Quick reference: Izakaya | Japanese | $ price range | Michelin Bib Gourmand 2025 | MENA 50 Best #3 (2024) | Google 4.5/5 (1,783 reviews) | The Greens, Dubai | Counter booking recommended | Near-impossible to book at short notice.
| Venue | Price | Booking Difficulty | Value |
|---|---|---|---|
| Kinoya | $ | Near Impossible | — |
| 11 Woodfire | $$$ | Unknown | — |
| Avatara Restaurant | $$$$ | Unknown | — |
| Al Mahara | $$$$ | Unknown | — |
| Zuma | $$$ | Unknown | — |
| At.Mosphere Burj Khalifa | $$$$ | Unknown | — |
What to weigh when choosing between Kinoya and alternatives.
Yes, and it is the seat to request. The counter puts you in direct view of the kitchen, where you can watch chefs preparing their signature dishes. Michelin specifically calls out the counter experience as a reason to visit — book it in advance, as it fills before the main room does.
Kinoya is not a tasting-menu venue in the conventional sense. The menu is built around five ramen dishes plus sushi, sashimi, robata and tempura, ordered individually. That format suits groups who want to graze across the menu rather than follow a set progression.
It is one of the better solo options in Dubai's Japanese category. The counter seats are designed for solo or paired diners and give you direct kitchen access. At $ pricing with a Michelin Bib Gourmand, the cost of a solo meal here is low relative to the quality on the plate.
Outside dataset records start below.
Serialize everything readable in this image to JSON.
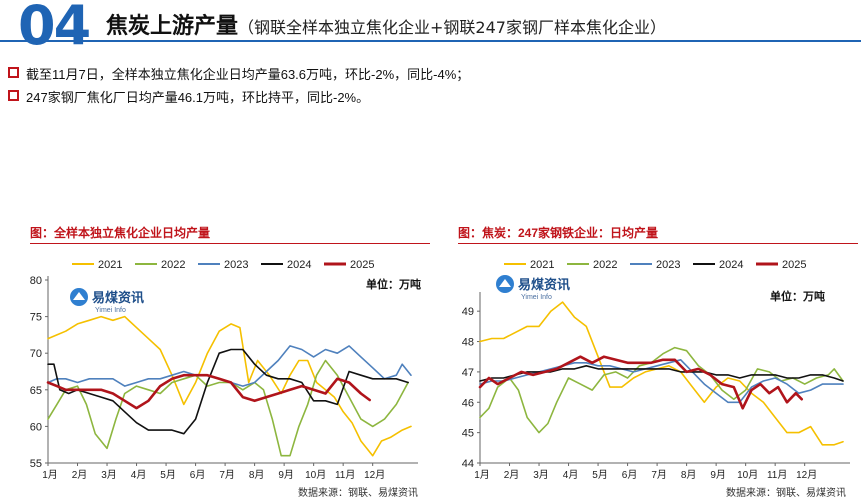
{
  "header": {
    "section_number": "04",
    "title": "焦炭上游产量",
    "subtitle": "（钢联全样本独立焦化企业+钢联247家钢厂样本焦化企业）"
  },
  "bullets": [
    "截至11月7日，全样本独立焦化企业日均产量63.6万吨，环比-2%，同比-4%；",
    "247家钢厂焦化厂日均产量46.1万吨，环比持平，同比-2%。"
  ],
  "colors": {
    "accent": "#1f64b4",
    "title_red": "#c0141b",
    "s2021": "#f5c000",
    "s2022": "#8db63f",
    "s2023": "#4f81bd",
    "s2024": "#111111",
    "s2025": "#b0141b"
  },
  "chart_data": [
    {
      "type": "line",
      "title": "图：全样本独立焦化企业日均产量",
      "unit_label": "单位：万吨",
      "watermark": "易煤资讯",
      "watermark_en": "Yimei Info",
      "source": "数据来源：钢联、易煤资讯",
      "x_ticks": [
        "1月",
        "2月",
        "3月",
        "4月",
        "5月",
        "6月",
        "7月",
        "8月",
        "9月",
        "10月",
        "11月",
        "12月"
      ],
      "xlim": [
        0,
        12.4
      ],
      "ylim": [
        55,
        80
      ],
      "y_ticks": [
        55,
        60,
        65,
        70,
        75,
        80
      ],
      "series": [
        {
          "name": "2021",
          "x": [
            0,
            0.3,
            0.6,
            1,
            1.4,
            1.8,
            2.2,
            2.6,
            3,
            3.4,
            3.8,
            4.2,
            4.6,
            5,
            5.4,
            5.8,
            6.2,
            6.5,
            6.8,
            7.1,
            7.5,
            7.9,
            8.2,
            8.5,
            8.8,
            9.1,
            9.4,
            9.7,
            10,
            10.3,
            10.6,
            11,
            11.3,
            11.6,
            12,
            12.3
          ],
          "values": [
            72,
            72.5,
            73,
            74,
            74.5,
            75,
            74.5,
            75,
            73.5,
            72,
            70.5,
            67,
            63,
            66,
            70,
            73,
            74,
            73.5,
            66,
            69,
            67,
            64.5,
            67,
            69,
            69,
            66,
            65,
            64,
            62,
            60.5,
            58,
            56,
            58,
            58.5,
            59.5,
            60
          ]
        },
        {
          "name": "2022",
          "x": [
            0,
            0.3,
            0.6,
            1,
            1.3,
            1.6,
            2,
            2.3,
            2.6,
            3,
            3.4,
            3.8,
            4.2,
            4.6,
            5,
            5.4,
            5.8,
            6.2,
            6.6,
            7,
            7.3,
            7.6,
            7.9,
            8.2,
            8.5,
            8.8,
            9.1,
            9.4,
            9.8,
            10.2,
            10.6,
            11,
            11.4,
            11.8,
            12.2
          ],
          "values": [
            61,
            63,
            65,
            65.5,
            63,
            59,
            57,
            61,
            64.5,
            65.5,
            65,
            64.5,
            66,
            66.5,
            67,
            65.5,
            66,
            66,
            65,
            66,
            65,
            61,
            56,
            56,
            60,
            63,
            67,
            69,
            67,
            64,
            61,
            60,
            61,
            63,
            66
          ]
        },
        {
          "name": "2023",
          "x": [
            0,
            0.3,
            0.6,
            1,
            1.4,
            1.8,
            2.2,
            2.6,
            3,
            3.4,
            3.8,
            4.2,
            4.6,
            5,
            5.4,
            5.8,
            6.2,
            6.6,
            7,
            7.4,
            7.8,
            8.2,
            8.6,
            9,
            9.4,
            9.8,
            10.2,
            10.6,
            11,
            11.4,
            11.8,
            12,
            12.3
          ],
          "values": [
            66,
            66.5,
            66.5,
            66,
            66.5,
            66.5,
            66.5,
            65.5,
            66,
            66.5,
            66.5,
            67,
            67.5,
            67,
            67,
            66.5,
            66,
            65.5,
            66,
            67.5,
            69,
            71,
            70.5,
            69.5,
            70.5,
            70,
            71,
            69.5,
            68,
            66.5,
            67,
            68.5,
            67
          ]
        },
        {
          "name": "2024",
          "x": [
            0,
            0.2,
            0.4,
            0.7,
            1,
            1.4,
            1.8,
            2.2,
            2.6,
            3,
            3.4,
            3.8,
            4.2,
            4.6,
            5,
            5.4,
            5.8,
            6.2,
            6.6,
            7,
            7.4,
            7.8,
            8.2,
            8.6,
            9,
            9.4,
            9.8,
            10.2,
            10.6,
            11,
            11.4,
            11.8,
            12.2
          ],
          "values": [
            68.5,
            68.5,
            65,
            64.5,
            65,
            64.5,
            64,
            63.5,
            62,
            60.5,
            59.5,
            59.5,
            59.5,
            59,
            61,
            66,
            70,
            70.5,
            70.5,
            68.5,
            67,
            66.5,
            66.5,
            66,
            63.5,
            63.5,
            63,
            67.5,
            67,
            66.5,
            66.5,
            66.5,
            66
          ]
        },
        {
          "name": "2025",
          "x": [
            0,
            0.3,
            0.6,
            1,
            1.4,
            1.8,
            2.2,
            2.6,
            3,
            3.4,
            3.8,
            4.2,
            4.6,
            5,
            5.4,
            5.8,
            6.2,
            6.6,
            7,
            7.4,
            7.8,
            8.2,
            8.6,
            9,
            9.4,
            9.8,
            10.2,
            10.6,
            10.9
          ],
          "values": [
            66,
            65.5,
            65,
            65,
            65,
            65,
            64.5,
            63.5,
            62.5,
            63.5,
            65.5,
            66.5,
            67,
            67,
            67,
            66.5,
            66,
            64,
            63.5,
            64,
            64.5,
            65,
            65.5,
            65,
            64.5,
            66.5,
            66,
            64.5,
            63.6
          ]
        }
      ]
    },
    {
      "type": "line",
      "title": "图：焦炭：247家钢铁企业：日均产量",
      "unit_label": "单位：万吨",
      "watermark": "易煤资讯",
      "watermark_en": "Yimei Info",
      "source": "数据来源：钢联、易煤资讯",
      "x_ticks": [
        "1月",
        "2月",
        "3月",
        "4月",
        "5月",
        "6月",
        "7月",
        "8月",
        "9月",
        "10月",
        "11月",
        "12月"
      ],
      "xlim": [
        0,
        12.4
      ],
      "ylim": [
        44,
        49.5
      ],
      "y_ticks": [
        44,
        45,
        46,
        47,
        48,
        49
      ],
      "series": [
        {
          "name": "2021",
          "x": [
            0,
            0.4,
            0.8,
            1.2,
            1.6,
            2,
            2.4,
            2.8,
            3.2,
            3.6,
            4,
            4.4,
            4.8,
            5.2,
            5.6,
            6,
            6.4,
            6.8,
            7.2,
            7.6,
            8,
            8.4,
            8.8,
            9.2,
            9.6,
            10,
            10.4,
            10.8,
            11.2,
            11.6,
            12,
            12.3
          ],
          "values": [
            48,
            48.1,
            48.1,
            48.3,
            48.5,
            48.5,
            49,
            49.3,
            48.8,
            48.5,
            47.5,
            46.5,
            46.5,
            46.8,
            47,
            47.1,
            47.2,
            47,
            46.5,
            46,
            46.5,
            46.8,
            46.7,
            46.3,
            46,
            45.5,
            45,
            45,
            45.2,
            44.6,
            44.6,
            44.7
          ]
        },
        {
          "name": "2022",
          "x": [
            0,
            0.3,
            0.6,
            1,
            1.3,
            1.6,
            2,
            2.3,
            2.6,
            3,
            3.4,
            3.8,
            4.2,
            4.6,
            5,
            5.4,
            5.8,
            6.2,
            6.6,
            7,
            7.4,
            7.8,
            8.2,
            8.6,
            9,
            9.4,
            9.8,
            10.2,
            10.6,
            11,
            11.4,
            11.8,
            12,
            12.3
          ],
          "values": [
            45.5,
            45.8,
            46.5,
            46.8,
            46.4,
            45.5,
            45,
            45.3,
            46,
            46.8,
            46.6,
            46.4,
            46.9,
            47.0,
            46.8,
            47.2,
            47.3,
            47.6,
            47.8,
            47.7,
            47.2,
            46.9,
            46.4,
            46.1,
            46.4,
            47.1,
            47.0,
            46.7,
            46.8,
            46.6,
            46.8,
            46.9,
            47.1,
            46.7
          ]
        },
        {
          "name": "2023",
          "x": [
            0,
            0.4,
            0.8,
            1.2,
            1.6,
            2,
            2.4,
            2.8,
            3.2,
            3.6,
            4,
            4.4,
            4.8,
            5.2,
            5.6,
            6,
            6.4,
            6.8,
            7.2,
            7.6,
            8,
            8.4,
            8.8,
            9.2,
            9.6,
            10,
            10.4,
            10.8,
            11.2,
            11.6,
            12,
            12.3
          ],
          "values": [
            46.6,
            46.7,
            46.7,
            46.8,
            46.9,
            47.0,
            47.1,
            47.2,
            47.3,
            47.3,
            47.2,
            47.2,
            47.1,
            47.0,
            47.1,
            47.2,
            47.3,
            47.4,
            47.0,
            46.6,
            46.3,
            46.0,
            46.0,
            46.5,
            46.7,
            46.8,
            46.6,
            46.3,
            46.4,
            46.6,
            46.6,
            46.6
          ]
        },
        {
          "name": "2024",
          "x": [
            0,
            0.4,
            0.8,
            1.2,
            1.6,
            2,
            2.4,
            2.8,
            3.2,
            3.6,
            4,
            4.4,
            4.8,
            5.2,
            5.6,
            6,
            6.4,
            6.8,
            7.2,
            7.6,
            8,
            8.4,
            8.8,
            9.2,
            9.6,
            10,
            10.4,
            10.8,
            11.2,
            11.6,
            12,
            12.3
          ],
          "values": [
            46.7,
            46.8,
            46.8,
            46.9,
            47.0,
            47.0,
            47.0,
            47.1,
            47.1,
            47.2,
            47.1,
            47.1,
            47.1,
            47.1,
            47.1,
            47.1,
            47.1,
            47.0,
            47.0,
            47.0,
            46.9,
            46.9,
            46.8,
            46.9,
            46.9,
            46.9,
            46.8,
            46.8,
            46.9,
            46.9,
            46.8,
            46.7
          ]
        },
        {
          "name": "2025",
          "x": [
            0,
            0.3,
            0.6,
            1,
            1.4,
            1.8,
            2.2,
            2.6,
            3,
            3.4,
            3.8,
            4.2,
            4.6,
            5,
            5.4,
            5.8,
            6.2,
            6.6,
            7,
            7.4,
            7.8,
            8.2,
            8.6,
            8.9,
            9.2,
            9.5,
            9.8,
            10.1,
            10.4,
            10.7,
            10.9
          ],
          "values": [
            46.5,
            46.8,
            46.6,
            46.8,
            47.0,
            46.9,
            47.0,
            47.1,
            47.3,
            47.5,
            47.3,
            47.5,
            47.4,
            47.3,
            47.3,
            47.3,
            47.4,
            47.4,
            47.0,
            47.1,
            46.9,
            46.6,
            46.5,
            45.8,
            46.4,
            46.6,
            46.3,
            46.5,
            46.0,
            46.3,
            46.1
          ]
        }
      ]
    }
  ]
}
Ramen is the foundation of the menu and the dish that built Kinoya's reputation — chef Neha Misra's original supper club was built around traditional Japanese ramen and sold out consistently. Beyond that, the robata and sashimi are listed as part of the core menu alongside tempura and sushi.
At $ pricing, it is one of the clearest value cases in Dubai dining. A Michelin Bib Gourmand and a rank of #3 in the World's 50 Best Restaurants MENA 2024 at this price point is unusual. If you are comparing spend-per-experience, Kinoya outperforms most of its Dubai peers at two to three times the price.
For Japanese at a higher price point with more formal presentation, Zuma is the direct comparison. If you want a vegetarian tasting-menu format instead of izakaya-style sharing, Avatara Restaurant is a sharper choice. Neither matches Kinoya's combination of low price and documented critical recognition.
It works for a special occasion if the occasion is about food quality rather than room formality. The atmosphere at this izakaya is energetic rather than hushed, and the price point is low. For a milestone dinner where setting and ceremony matter as much as food, Al Mahara or At.Mosphere Burj Khalifa would be more appropriate.
Keep this venue in your Pearl passport, rate it after you visit, and track it alongside every other place you collect.